The Marcellus Shale play has attracted much attention in recent years. Our full understanding of the complexities of the flow mechanism in matrix, sorption process and flow behavior in complex fracture system (natural and hydraulic) still has a long way to go in this prolific and hydrocarbon rich formation.
In this paper, we present and discuss a novel approach to modeling and history matching of hydrocarbon production from a Marcellus shale asset in southwestern Pennsylvania using advanced data mining & pattern recognition technologies.
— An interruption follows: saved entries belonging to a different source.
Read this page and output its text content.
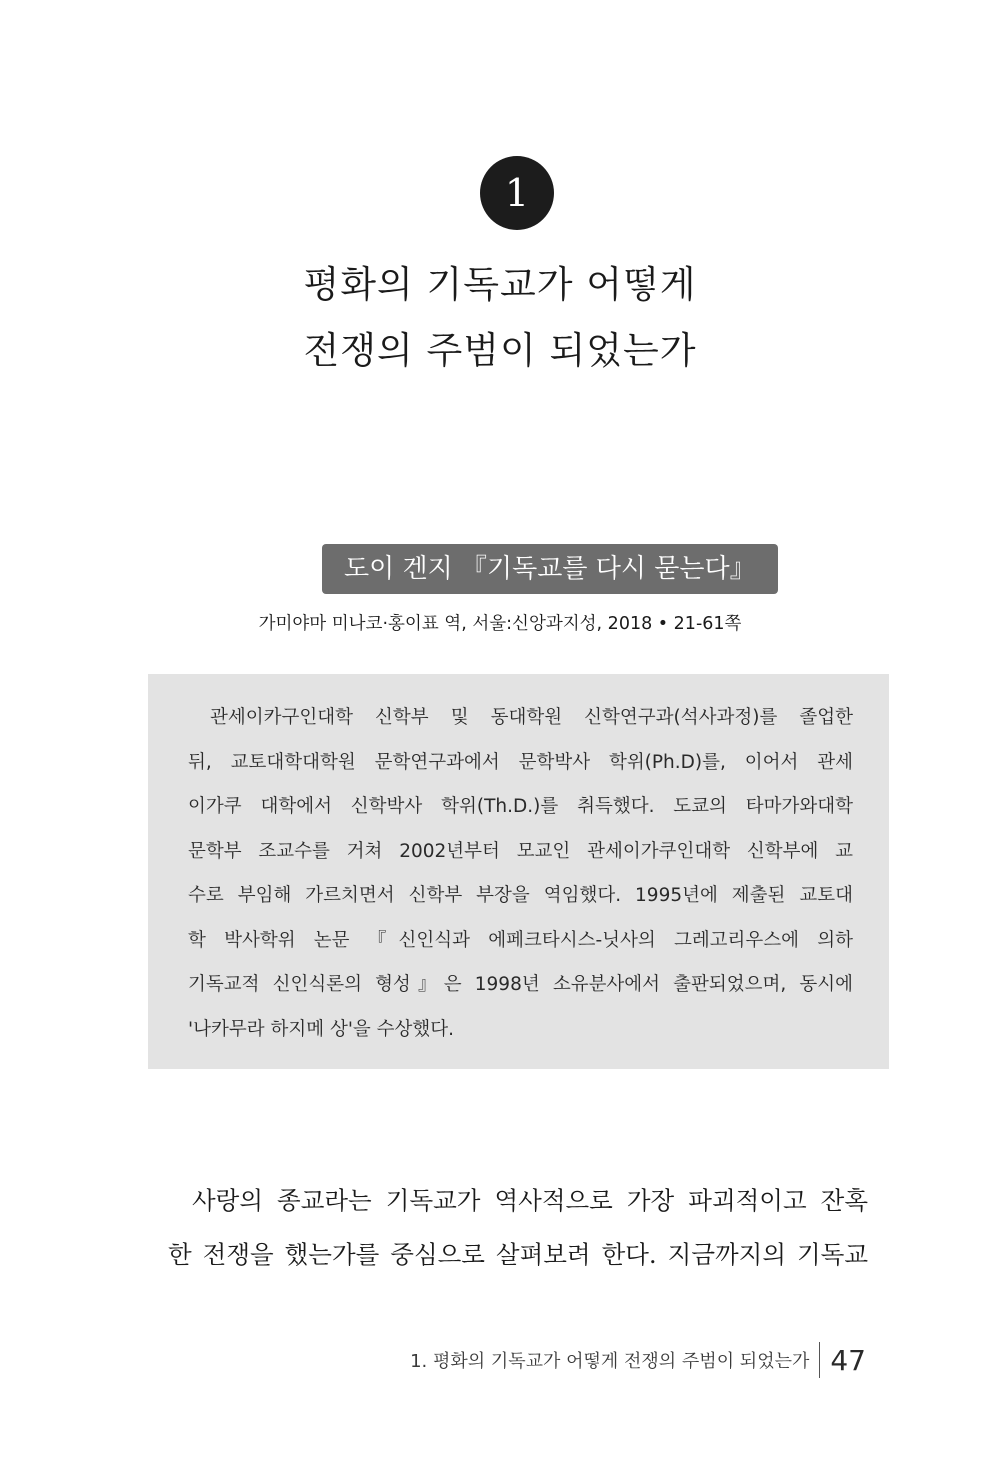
1
평화의 기독교가 어떻게
전쟁의 주범이 되었는가
도이 겐지 『기독교를 다시 묻는다』
가미야마 미나코·홍이표 역, 서울:신앙과지성, 2018 • 21-61쪽
관세이카구인대학 신학부 및 동대학원 신학연구과(석사과정)를 졸업한
뒤, 교토대학대학원 문학연구과에서 문학박사 학위(Ph.D)를, 이어서 관세
이가쿠 대학에서 신학박사 학위(Th.D.)를 취득했다. 도쿄의 타마가와대학
문학부 조교수를 거쳐 2002년부터 모교인 관세이가쿠인대학 신학부에 교
수로 부임해 가르치면서 신학부 부장을 역임했다. 1995년에 제출된 교토대
학 박사학위 논문 『신인식과 에페크타시스-닛사의 그레고리우스에 의하
기독교적 신인식론의 형성』은 1998년 소유분사에서 출판되었으며, 동시에
'나카무라 하지메 상'을 수상했다.
사랑의 종교라는 기독교가 역사적으로 가장 파괴적이고 잔혹
한 전쟁을 했는가를 중심으로 살펴보려 한다. 지금까지의 기독교
1. 평화의 기독교가 어떻게 전쟁의 주범이 되었는가 47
In this new approach instead of imposing our understanding of the flow mechanism, the impact of multi-stage hydraulic fractures, and the production process on the reservoir model, we allow the production history, well log, and hydraulic fracturing data to force their will on our model and determine its behavior. The uniqueness of this technique is that it incorporates the so-called "hard data?? directly into the reservoir model, such that the model can be used to optimize the hydraulic fracture process. The "hard data?? refers to field measurements during the hydraulic fracturing process such as fluid and proppant type and amount, injection pressure and rate as well as proppant concentration.
The study focuses on part of Marcellus shale including 135 wells with multiple pads, different landing targets, well length and reservoir properties. The full-field history matching process was completed successfully. Artificial Intelligence (AI)-based model proved its capability in capturing the production behavior with acceptable accuracy for individual wells and for the entire field.